The latest scandal site to hit the web is PleaseRobMe – a website that broadcasts when people are away from their homes. Yes, if you read that last sentence in a Daily Mail voice you will be outraged, but delve into the story a little more and you will smile knowingly.

The website was the idea of Dutchman Boy Van Amstel and a friend, who thought it would be a good idea to wake people up to just how much private security they give up online. They noticed how many people were auto-posting to Twitter while they were playing location-based game Foursquare (which maps where you are).

People didn’t seem to realise that they were broadcasting where they live and when they were away from home, so the two cheeky Dutchmen set about writing a simple script that took four hours, and PleaseRobMe was born.

Don’t get excited, because it crashed very quickly. Whether it is live when you read this is just a question of luck, I guess, but it’s worthwhile discussing it because the ethos behind the site is sound.

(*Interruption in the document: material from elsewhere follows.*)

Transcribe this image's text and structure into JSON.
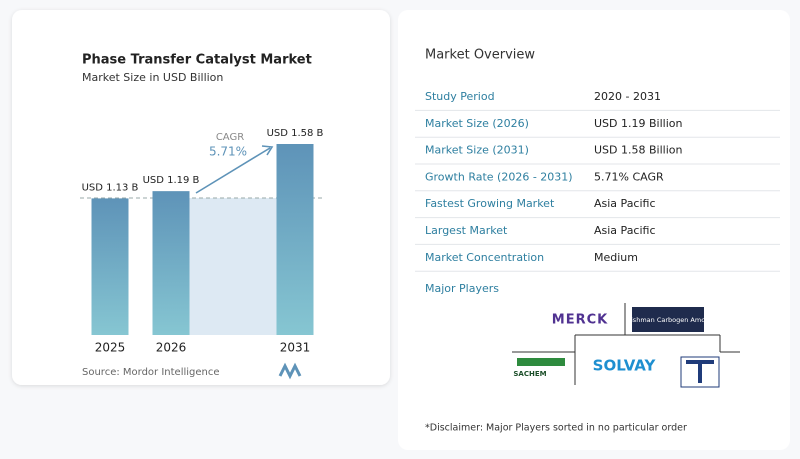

How many people are posting openly about their lives on Twitter, Facebook and other sites without a thought for how easy it might be for someone, anyone, to just track them down and play havoc with their lives? You are on LinkedIn as an MD of a top company, you post on Facebook that you are going on holiday? No problem for the cyber criminal who could pay a couple of quid to Companies House to get your address from a list of company directors, you come home to a sorry state.

Being social could suddenly become no fun at all.